The Buddhist program calls for us to be aware of our intentions, how they manifest in actions, and what the consequences of those actions are. This is not an easy path by any means. So often we can only see what's going on in retrospect when everything has turned to custard and we review what happened. Even then the urge is to blame other people, or other factors. As Buddhists when something goes wrong the first thing we should do is examine our own mind. What were our motivations? So often these are complex and largely unconscious. The practice of ethics (of behaving in accordance with ethical guidelines and confessing breaches of them) brings us hard up against our motivations. Sangharakshita has said there is no justification for sustaining a negative mental state. We may not be able to prevent one arising, because they arise in dependence on past conditions and causes, but we can surely recognise a negative mental state in the present and do something about it! So often we justify our irritation - and this justification is reinforced by those around us. But irritation is just aversion and nothing good can come from it. It is hatred. We need to face up to this, and pay attention to what happens when we go around letting irritation persist in our minds. I don't need to spell it out, because it's up to everyone to discover for themselves what it's like. But I can say that I don't enjoy it.

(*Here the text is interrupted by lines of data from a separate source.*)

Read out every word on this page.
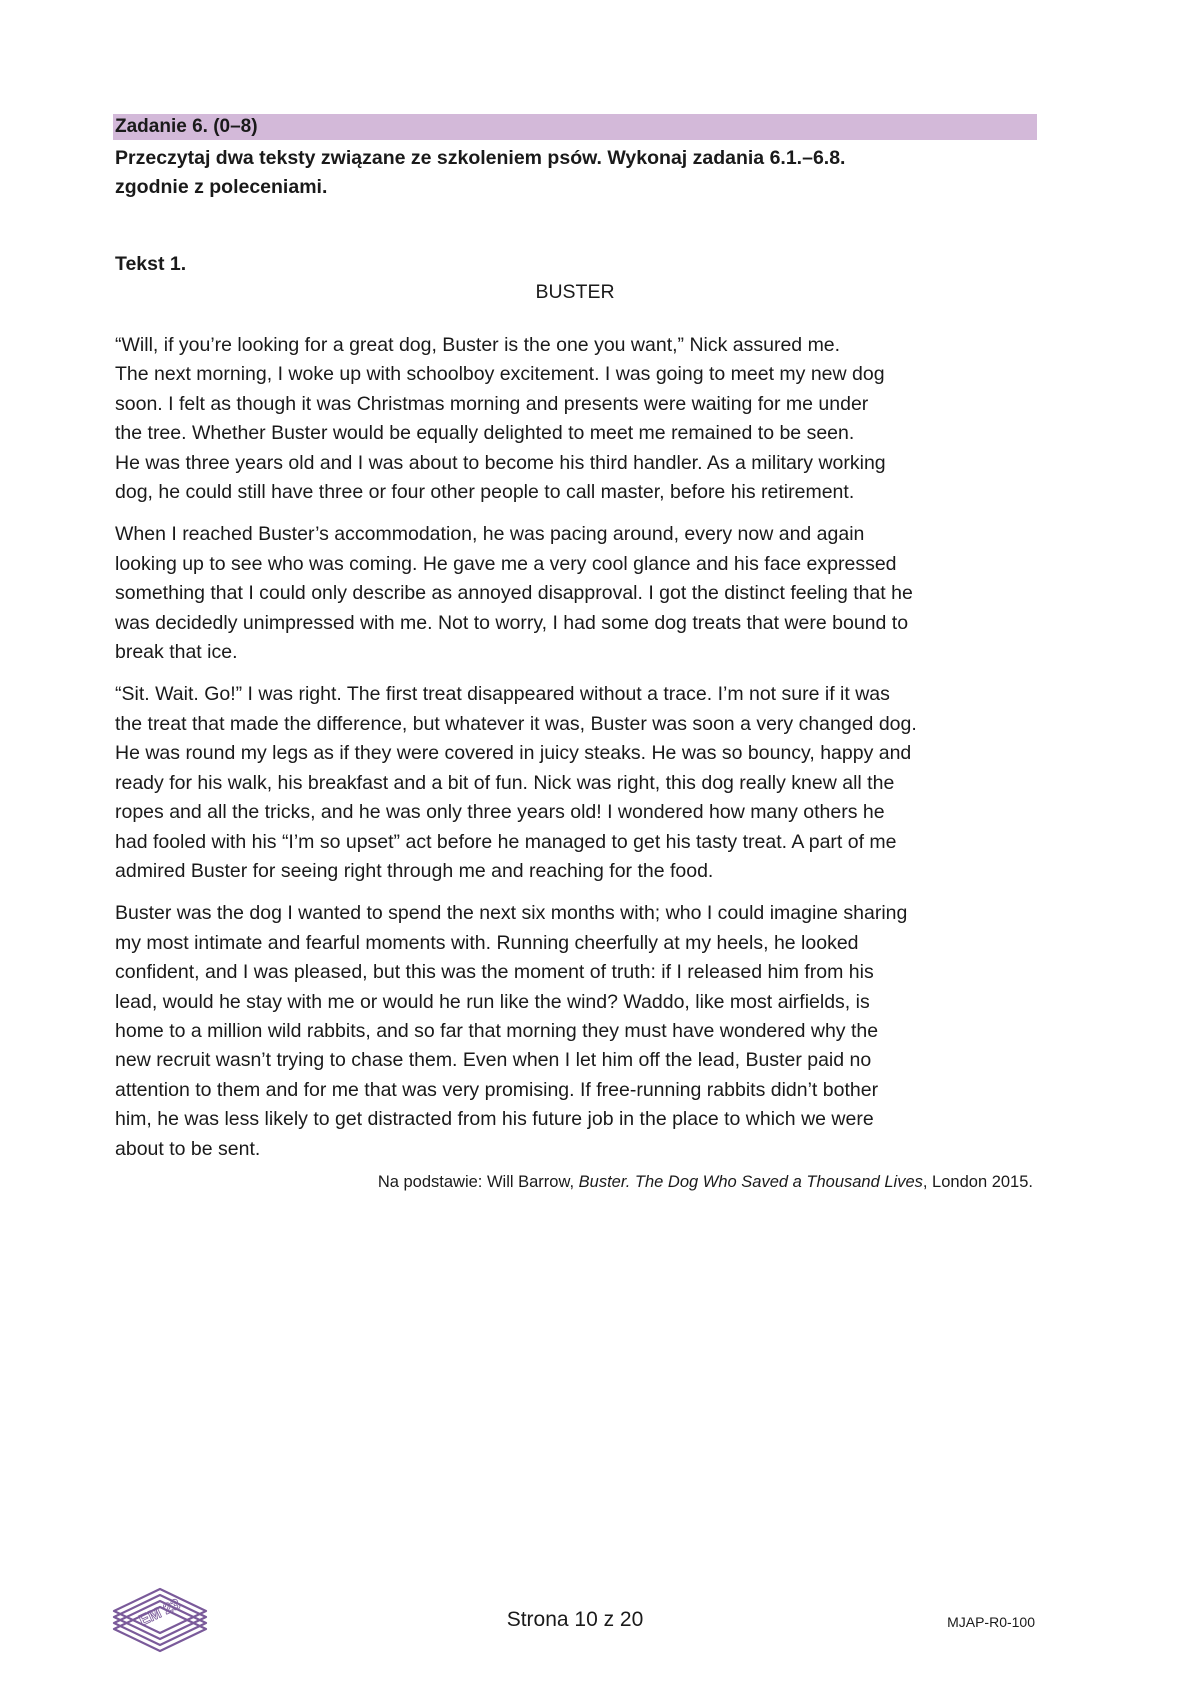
Zadanie 6. (0–8)
Przeczytaj dwa teksty związane ze szkoleniem psów. Wykonaj zadania 6.1.–6.8.
zgodnie z poleceniami.
Tekst 1.
BUSTER

“Will, if you’re looking for a great dog, Buster is the one you want,” Nick assured me.
The next morning, I woke up with schoolboy excitement. I was going to meet my new dog
soon. I felt as though it was Christmas morning and presents were waiting for me under
the tree. Whether Buster would be equally delighted to meet me remained to be seen.
He was three years old and I was about to become his third handler. As a military working
dog, he could still have three or four other people to call master, before his retirement.

When I reached Buster’s accommodation, he was pacing around, every now and again
looking up to see who was coming. He gave me a very cool glance and his face expressed
something that I could only describe as annoyed disapproval. I got the distinct feeling that he
was decidedly unimpressed with me. Not to worry, I had some dog treats that were bound to
break that ice.

“Sit. Wait. Go!” I was right. The first treat disappeared without a trace. I’m not sure if it was
the treat that made the difference, but whatever it was, Buster was soon a very changed dog.
He was round my legs as if they were covered in juicy steaks. He was so bouncy, happy and
ready for his walk, his breakfast and a bit of fun. Nick was right, this dog really knew all the
ropes and all the tricks, and he was only three years old! I wondered how many others he
had fooled with his “I’m so upset” act before he managed to get his tasty treat. A part of me
admired Buster for seeing right through me and reaching for the food.

Buster was the dog I wanted to spend the next six months with; who I could imagine sharing
my most intimate and fearful moments with. Running cheerfully at my heels, he looked
confident, and I was pleased, but this was the moment of truth: if I released him from his
lead, would he stay with me or would he run like the wind? Waddo, like most airfields, is
home to a million wild rabbits, and so far that morning they must have wondered why the
new recruit wasn’t trying to chase them. Even when I let him off the lead, Buster paid no
attention to them and for me that was very promising. If free-running rabbits didn’t bother
him, he was less likely to get distracted from his future job in the place to which we were
about to be sent.

Na podstawie: Will Barrow, Buster. The Dog Who Saved a Thousand Lives, London 2015.
EM 23	Strona 10 z 20	MJAP-R0-100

And ethics are not simply an exercise in good behaviour and finding approval. We may well find approval, but being scrupulously ethical may also meet with disapproval from an uncomprehending society. The point is to become more aware of how our minds actually work. To find the connections between our intentions and the consequences, and to see how our experience arises in dependence on causes. It is this that we urgently need to understand because the lack of clarity is causing us (and everyone else) to suffer. We particularly need to see how we response to pleasant sensations and to painful sensations. This leads is naturally into meditation techniques which help to strip away the distractions and the confusion and allow us to focus on understanding the nature of experience. But without a measure of calm and positivity we won't get far in meditation. The gross disturbances caused by breaking precepts means that our minds are unstable in meditation. We need to be ethical in order to experience what the texts sometimes call 'non-remorse' (avippaṭisāro). Discipline is for the purpose of non-remorse, and from non-remorse naturally arises happiness (pāmojja) and from this rapture (pīti), etc on up to knowledge and vision, and up to liberation. That is to say that ethics naturally leads us onto what Sangharakshita has called The Spiral Path, the progressive series of stages that lead to liberation the way that trickles of water may become rivulets, that join with others to become a stream, with many streams making a river, and eventually a mighty river that flows down to the sea. Just as a mighty river relies on its watershed of many tiny streams, so the process of liberation begins with ethical observances which, reflected on, give insights into how experience works.

We cannot afford to buy into the "it's not my problem" mentality. Everything we do is up to us, and it is we who have to live with the consequences.